Some of BRT Energy’s customers include Vodafone Ghana and Globacom.
THE BATTERY CONVERSATION IN AFRICA
On our call, Diallo told me about a consortium of companies that BRT Energy is a part of. The consortium, called UNITED, was created by a group of for-profit companies that are focused on aligning with the United Nations’ Sustainable Development Goals such as poverty eradication, good health, and in BRT Energy’s case – clean energy.
Being a part of this group means that when the topic of lithium-ion batteries comes up in the larger battery conversation, BRT Energy does not partake in it. For good reason.
Lithium-ion batteries power most of our phones and some electric cars. However, the mining process for cobalt, one of the materials used in making these batteries, has been linked to child labour and child abuse, among other damning environmental factors.
Lithium-ion batteries are not reusable and are difficult to recycle. They contribute directly to Africa’s e-waste problem with no reasonable way to help the situation. Lead-acid batteries, on the other hand, are 99% recyclable.
It would seem like a no-brainer for people to reuse and recycle their lead-acid batteries but it is not very common and people often prefer to buy new ones and dispose of the old ones.
“This happens because, for example, a lot of the tower companies that rent to mobile network providers get kickbacks when they buy new batteries so they don’t want to refurbish,” Diallo says on our call.
There is also a need for people to be made aware of the dangers of constantly throwing away their lead-acid batteries; many of these dangers are environmental and deadly.

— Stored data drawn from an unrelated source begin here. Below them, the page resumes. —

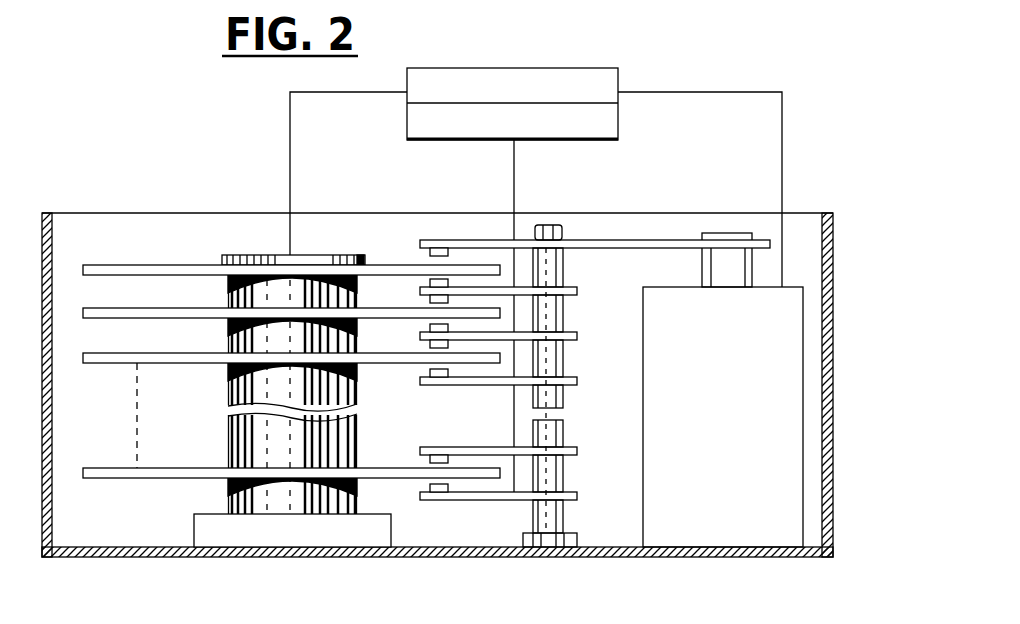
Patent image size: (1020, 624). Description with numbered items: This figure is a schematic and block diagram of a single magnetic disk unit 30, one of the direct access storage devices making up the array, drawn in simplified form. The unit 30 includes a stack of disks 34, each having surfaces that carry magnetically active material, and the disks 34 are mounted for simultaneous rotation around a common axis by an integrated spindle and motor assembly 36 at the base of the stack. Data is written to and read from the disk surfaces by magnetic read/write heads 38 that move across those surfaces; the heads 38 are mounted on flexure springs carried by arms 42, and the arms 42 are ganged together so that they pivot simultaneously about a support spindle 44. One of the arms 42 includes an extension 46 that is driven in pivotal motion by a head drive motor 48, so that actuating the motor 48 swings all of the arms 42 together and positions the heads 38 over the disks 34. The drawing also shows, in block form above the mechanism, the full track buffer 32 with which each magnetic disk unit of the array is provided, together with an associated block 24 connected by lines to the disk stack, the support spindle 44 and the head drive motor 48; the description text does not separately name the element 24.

The magnetic disk unit 30 is at (104, 138).
The drive circuit 24 is at (618, 72).
The full track buffer 32 is at (618, 122).
The disks 34 is at (175, 308).
The integrated spindle and motor assembly 36 is at (383, 533).
The magnetic read/write heads 38 is at (430, 253).
The arms 42 is at (470, 240).
The support spindle 44 is at (565, 398).
The extension 46 is at (598, 240).
The head drive motor 48 is at (790, 448).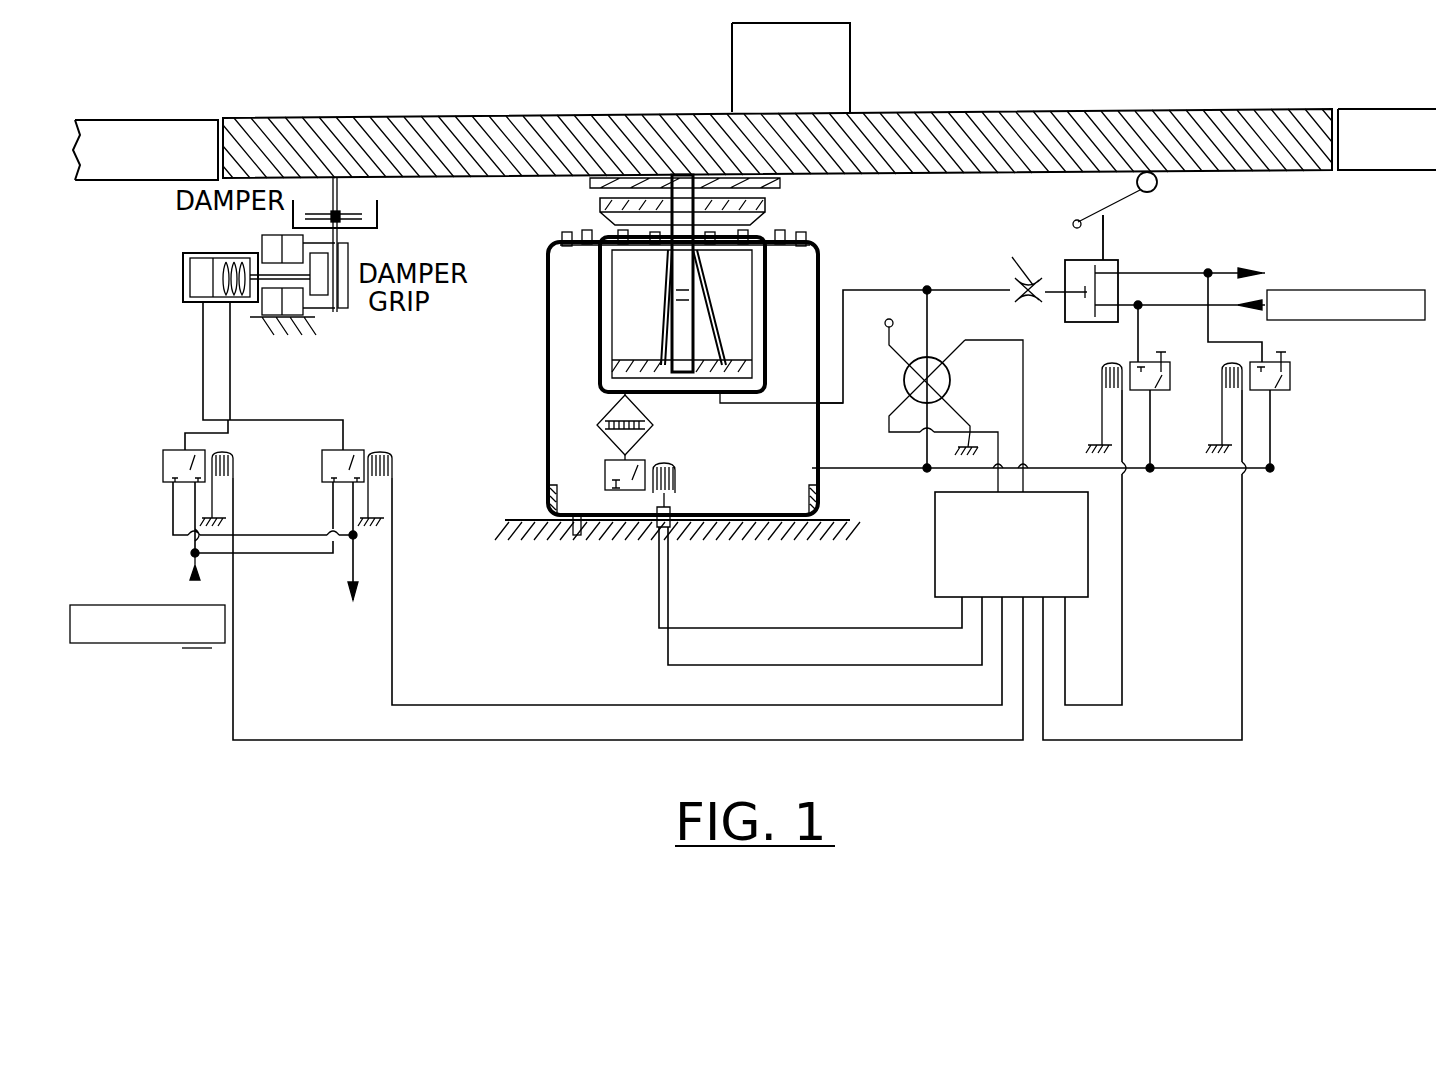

When we talk about the environment and batteries, we seem caught between a rock and a hard place.
Lead-acid batteries are cheap and can be regenerated or recycled. This is good for the environment. They, however, need to be regenerated properly and with strong guidelines that are barely followed in the west and not even enforced in Africa – this is bad for the environment.
Lithium-ion batteries last longer, which allows them to power electric vehicles easily. This is good for the environment. But their production involves unethical practices and while they can be recycled, it costs too much and they cannot be regenerated.
There are some advances being made in the world of battery production. Car company Renault and fuel cell specialist Plug Power recently announced that they would be working together to create hydrogen fuel cell electric vehicles.
Diallo is hopeful about new technologies and battery types created with the environment in mind.
“I give the new battery types 5 to 10 years to be fully developed. But with lead-acid, there is still a huge market in Africa.”
SO WHAT’S NEXT FOR BRT ENERGY?
Looking to the future, Marly Diallo says “Before now, we were operating as a startup. The plan for 2021 is to scale up and raise funds.”
The company recently partnered with a recycling company in Rwanda. This partnership will allow BRT Energy to regenerate batteries that can still serve a purpose or send out for recycling those that are beyond resuscitation.
BRT Energy is also partnering with Koolbox to provide Rwandans with solar-powered freezers. “Rwanda has electricity but the grid is still quite expensive so this allows business owners who transport perishable goods to do so without any issues.”
Ultimately, for Marly Diallo, seeking to make the lives of Africans easier is at the heart of the work being done at BRT Energy.
“The world is crazy enough and while we are a company hoping to profit, for me it’s not just about making money. It’s about looking at the bigger picture and seeing your impact. Are you making people’s lives better?”
I’m sure her tailor would agree that she is.